In the 2017 Large Commercial Producer Project, Purdue University asked farmers to rank product performance, price, and supplier relationship when purchasing crop inputs. The result: Most farmers have clear favorites.

Product performance and price are the most important attributes for most farmers when it comes time to buy crop inputs. For different types of inputs, the ranking of these two may change, but both beat out supplier relationship for most buyers.

That said, it’s important to note that relationship is still most important for a sizable segment of farmers.

For seed purchases, more than half of crop producers rank performance as most important, followed by price and relationship. However, just over 20 percent of farmers ranked relationship most important, followed by price and performance. The third large segment of rankings (approximately 13 percent of respondents) put price first, followed by performance and relationship.
For crop protection, a similar pattern emerges with the same three rankings representing the largest three segments. The product performance-price-relationship is first with about 45 percent of respondents choosing this ranking. The next largest segment (22 percent) ranks price first followed by performance and relationship. Last, just over 15 percent of respondents ranked relationship first with price second and performance third.

Capital equipment preferences follows the same pattern again with the performance-price-relationship ranking representing the largest segment (about 40 percent).
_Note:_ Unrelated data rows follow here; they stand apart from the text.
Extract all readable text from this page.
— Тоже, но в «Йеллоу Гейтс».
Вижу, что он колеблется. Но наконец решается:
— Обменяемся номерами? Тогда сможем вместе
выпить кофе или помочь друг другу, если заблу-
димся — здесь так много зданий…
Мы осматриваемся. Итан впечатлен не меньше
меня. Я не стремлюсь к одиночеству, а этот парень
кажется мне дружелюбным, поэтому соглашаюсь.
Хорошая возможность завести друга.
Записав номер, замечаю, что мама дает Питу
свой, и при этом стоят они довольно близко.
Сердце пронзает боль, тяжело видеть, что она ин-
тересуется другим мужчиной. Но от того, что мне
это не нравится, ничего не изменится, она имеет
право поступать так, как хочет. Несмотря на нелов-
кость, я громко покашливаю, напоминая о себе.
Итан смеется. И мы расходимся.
Next, price-performance-relationship farmers account for a third of respondents. Finally, relationship-price-performance farmers represent only 10 percent of respondents.

Fertilizer proves to be an outlier with price and performance playing a more important role. The largest segment of farmers rank price first followed by performance and relationship (39 percent). The next-largest segment puts performance ahead of price with relationship last (23 percent). The third-largest segment (17 percent) puts price first, relationship second, and performance third. This emphasis on price, which is first priority in over half of all respondents, is likely due the commodity nature of fertilizer.

This data allows farm suppliers to better create value for farmers by segmenting them. Delivering and communicating the right benefits to the right segments is a win-win for farmers and their suppliers. On average, across all products, approximately one in five farmers value relationships over price and performance. Just under half of farmers place performance ahead of price and relationship. The remainder (just over a third) prioritize price over performance and relationship.

Shifting gears to dealer and retailer attributes, we see similar patterns. Four areas are important for crop farmers when selecting dealers and retailers: service quality, service availability, past supplier experience, and salesperson relationship. The most important was service quality, with over half of respondents ranking it their top priority. Service availability (52 percent first or second priority) and past supplier experience (39 percent first or second priority) both rank ahead of salesperson relationship, which comes in fourth with 30 percent of respondents ranking it first or second.

These results also mesh with responses from a related question in this year’s Large Commercial Producer Survey that asks why a farmer has changed suppliers. Prices were the most common reason followed by service problems and a change in staff or salesperson. When working with farmers, agricultural dealers and retailers should focus on these attributes as key areas of focus and differentiation.